Gowen pondered why some people have worsened outcomes after concussions and others recover more quickly. “Some people experience mild concussions and have severe long-term effects,” said Gowen. “I wanted to understand what weaknesses we are not acknowledging that could be creating that predisposition.”

Dr. Yelamanchili’s research interests include opioid exposure in utero, and Gowen said he considered this as a possible environmental element that could lead to brain vulnerability. “How your environment was as a child precipitates a lot of outcomes as you get older,” Gowen said.

One of the unique elements of the study was its concern not just with biomarkers or molecular outcomes but physiological and behavioral outcomes. Gowen said average healthy individuals will typically recover from a brain injury or concussion in as short a time as a few minutes or up to a week, but he discovered during model testing that mice with opioid exposure, followed by a mild brain injury, experienced significant behavioral and motor deficits over a timeline spanning from early childhood through late adolescence.

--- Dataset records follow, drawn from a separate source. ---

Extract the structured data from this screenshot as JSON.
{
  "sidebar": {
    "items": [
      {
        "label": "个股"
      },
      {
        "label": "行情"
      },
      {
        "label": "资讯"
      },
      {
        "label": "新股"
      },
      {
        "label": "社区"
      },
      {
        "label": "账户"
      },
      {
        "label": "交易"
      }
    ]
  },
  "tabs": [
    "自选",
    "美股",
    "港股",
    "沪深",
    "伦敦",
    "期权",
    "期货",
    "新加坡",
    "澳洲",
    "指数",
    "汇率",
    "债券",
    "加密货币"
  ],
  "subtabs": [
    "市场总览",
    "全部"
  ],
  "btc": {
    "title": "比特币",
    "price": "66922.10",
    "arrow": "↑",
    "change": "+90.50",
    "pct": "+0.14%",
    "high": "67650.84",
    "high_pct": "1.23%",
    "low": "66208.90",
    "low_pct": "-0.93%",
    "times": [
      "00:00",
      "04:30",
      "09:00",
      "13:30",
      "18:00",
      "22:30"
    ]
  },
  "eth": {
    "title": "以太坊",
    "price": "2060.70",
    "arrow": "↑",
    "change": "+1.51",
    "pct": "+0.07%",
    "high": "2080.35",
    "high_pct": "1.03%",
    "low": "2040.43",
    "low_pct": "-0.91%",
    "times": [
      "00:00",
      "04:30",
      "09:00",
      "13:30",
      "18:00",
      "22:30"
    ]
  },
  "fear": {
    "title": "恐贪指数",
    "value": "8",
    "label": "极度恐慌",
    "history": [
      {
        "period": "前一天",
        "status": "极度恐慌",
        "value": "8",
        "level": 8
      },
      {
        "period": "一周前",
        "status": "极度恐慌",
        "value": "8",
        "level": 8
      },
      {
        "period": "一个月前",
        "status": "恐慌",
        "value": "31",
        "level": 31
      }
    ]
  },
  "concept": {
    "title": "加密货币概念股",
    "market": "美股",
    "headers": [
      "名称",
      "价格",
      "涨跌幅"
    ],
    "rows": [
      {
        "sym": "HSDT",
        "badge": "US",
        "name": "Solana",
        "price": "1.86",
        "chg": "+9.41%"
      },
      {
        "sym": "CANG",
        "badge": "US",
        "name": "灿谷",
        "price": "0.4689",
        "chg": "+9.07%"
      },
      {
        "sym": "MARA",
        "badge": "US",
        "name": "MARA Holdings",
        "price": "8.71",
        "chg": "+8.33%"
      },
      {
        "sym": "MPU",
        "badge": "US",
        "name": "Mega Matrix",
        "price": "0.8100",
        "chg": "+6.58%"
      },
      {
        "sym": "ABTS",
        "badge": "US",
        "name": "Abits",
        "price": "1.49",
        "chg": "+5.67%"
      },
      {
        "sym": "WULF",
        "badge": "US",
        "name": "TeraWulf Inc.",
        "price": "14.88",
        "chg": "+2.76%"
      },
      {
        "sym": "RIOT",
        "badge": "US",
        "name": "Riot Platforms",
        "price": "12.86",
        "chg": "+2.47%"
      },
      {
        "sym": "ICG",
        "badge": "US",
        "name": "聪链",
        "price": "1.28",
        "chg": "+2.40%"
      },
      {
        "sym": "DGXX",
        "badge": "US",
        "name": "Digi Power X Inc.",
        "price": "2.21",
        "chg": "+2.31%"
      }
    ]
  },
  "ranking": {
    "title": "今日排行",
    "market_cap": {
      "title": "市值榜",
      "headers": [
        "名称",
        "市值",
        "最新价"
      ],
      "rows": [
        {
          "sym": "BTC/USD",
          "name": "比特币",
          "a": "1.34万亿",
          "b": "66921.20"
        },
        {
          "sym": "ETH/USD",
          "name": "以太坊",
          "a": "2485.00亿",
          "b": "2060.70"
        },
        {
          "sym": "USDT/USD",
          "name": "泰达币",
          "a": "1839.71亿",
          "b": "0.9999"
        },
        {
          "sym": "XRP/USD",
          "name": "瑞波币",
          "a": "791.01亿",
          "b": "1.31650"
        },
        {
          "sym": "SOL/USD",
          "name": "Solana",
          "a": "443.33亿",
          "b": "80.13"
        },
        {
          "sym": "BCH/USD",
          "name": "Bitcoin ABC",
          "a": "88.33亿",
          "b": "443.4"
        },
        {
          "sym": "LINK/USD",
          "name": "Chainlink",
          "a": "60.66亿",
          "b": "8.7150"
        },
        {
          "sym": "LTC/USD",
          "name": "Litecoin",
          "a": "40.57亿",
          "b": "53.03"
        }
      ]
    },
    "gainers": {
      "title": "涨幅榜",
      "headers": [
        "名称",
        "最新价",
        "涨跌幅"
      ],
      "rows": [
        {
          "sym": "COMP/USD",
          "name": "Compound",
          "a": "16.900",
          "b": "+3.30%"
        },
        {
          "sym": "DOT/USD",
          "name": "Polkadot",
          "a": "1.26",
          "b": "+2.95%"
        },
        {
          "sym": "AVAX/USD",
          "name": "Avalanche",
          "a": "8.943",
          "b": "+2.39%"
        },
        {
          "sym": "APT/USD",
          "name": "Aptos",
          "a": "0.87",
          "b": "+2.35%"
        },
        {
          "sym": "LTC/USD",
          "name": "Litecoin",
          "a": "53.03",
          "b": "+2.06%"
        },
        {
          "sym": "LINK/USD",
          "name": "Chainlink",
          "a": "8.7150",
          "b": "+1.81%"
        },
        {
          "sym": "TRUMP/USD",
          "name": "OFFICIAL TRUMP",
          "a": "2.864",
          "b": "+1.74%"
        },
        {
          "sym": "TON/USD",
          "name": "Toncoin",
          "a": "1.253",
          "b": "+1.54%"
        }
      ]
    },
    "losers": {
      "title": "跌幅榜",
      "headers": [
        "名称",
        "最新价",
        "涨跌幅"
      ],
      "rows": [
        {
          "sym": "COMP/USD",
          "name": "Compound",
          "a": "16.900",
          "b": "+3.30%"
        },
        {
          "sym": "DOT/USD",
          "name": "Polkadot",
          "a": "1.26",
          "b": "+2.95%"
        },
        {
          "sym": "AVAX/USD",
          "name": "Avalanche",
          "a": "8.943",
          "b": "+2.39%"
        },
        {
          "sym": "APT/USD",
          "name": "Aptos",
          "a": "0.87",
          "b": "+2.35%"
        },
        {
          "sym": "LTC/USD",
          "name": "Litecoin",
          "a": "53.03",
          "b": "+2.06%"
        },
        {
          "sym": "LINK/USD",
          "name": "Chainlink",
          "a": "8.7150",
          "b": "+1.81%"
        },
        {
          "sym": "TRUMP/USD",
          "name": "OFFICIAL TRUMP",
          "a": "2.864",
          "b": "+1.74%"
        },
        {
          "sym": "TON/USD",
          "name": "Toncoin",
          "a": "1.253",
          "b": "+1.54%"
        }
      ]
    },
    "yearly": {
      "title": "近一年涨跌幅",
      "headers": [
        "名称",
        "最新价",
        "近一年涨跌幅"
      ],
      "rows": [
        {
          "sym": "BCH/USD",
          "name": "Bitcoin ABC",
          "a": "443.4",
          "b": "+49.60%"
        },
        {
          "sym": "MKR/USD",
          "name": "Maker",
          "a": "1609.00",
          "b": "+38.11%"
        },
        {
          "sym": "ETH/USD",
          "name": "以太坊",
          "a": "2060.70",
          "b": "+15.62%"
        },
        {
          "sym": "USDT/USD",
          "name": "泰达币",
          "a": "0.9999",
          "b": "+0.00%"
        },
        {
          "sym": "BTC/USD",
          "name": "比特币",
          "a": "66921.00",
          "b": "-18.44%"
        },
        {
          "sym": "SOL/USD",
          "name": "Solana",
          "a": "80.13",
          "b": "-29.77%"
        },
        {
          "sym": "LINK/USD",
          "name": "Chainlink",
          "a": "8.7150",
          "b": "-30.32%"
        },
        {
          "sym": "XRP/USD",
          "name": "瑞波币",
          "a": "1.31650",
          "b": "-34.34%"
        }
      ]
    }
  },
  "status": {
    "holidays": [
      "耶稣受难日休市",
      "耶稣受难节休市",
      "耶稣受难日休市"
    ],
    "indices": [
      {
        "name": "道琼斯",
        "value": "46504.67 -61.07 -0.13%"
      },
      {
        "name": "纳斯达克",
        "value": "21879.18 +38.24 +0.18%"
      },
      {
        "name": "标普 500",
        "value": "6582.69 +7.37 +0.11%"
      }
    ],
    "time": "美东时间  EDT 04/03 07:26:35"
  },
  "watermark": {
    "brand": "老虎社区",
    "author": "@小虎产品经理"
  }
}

“Another novel finding was that mitochondria, which impact cognitive function and are inherited from your mother, have significant deficits,” Gowen said. “They respond hyperactively at an early age, but it can’t keep up, like sprinting at the beginning of the race then starting to flag at the end.”

The outcomes of this study will increase health equity through increased awareness of the impacts of opioid exposure from a physician’s standpoint, Gowen said.

“There’s vulnerability in this population. If we want to achieve real health equity, we need to make pediatricians aware that when they look at a patient’s chart, this might be something to consider not just immediately after birth, but throughout childhood development and even into adulthood,” Gowen said.

Gowen expressed his appreciation for the support from Dr. Yelamanchili, Karsten Bartels, PhD, vice chair of research, and department chair Steven Lisco, PhD.

“The concussion and brain injury elements were something that I was interested in but wasn’t funded,” Gowen said. “The results turned out well, indicating a very common injury that these children are prone and very vulnerable to, and it was the support from the department, by letting me nurture this project, that has allowed me to elucidate that connection.”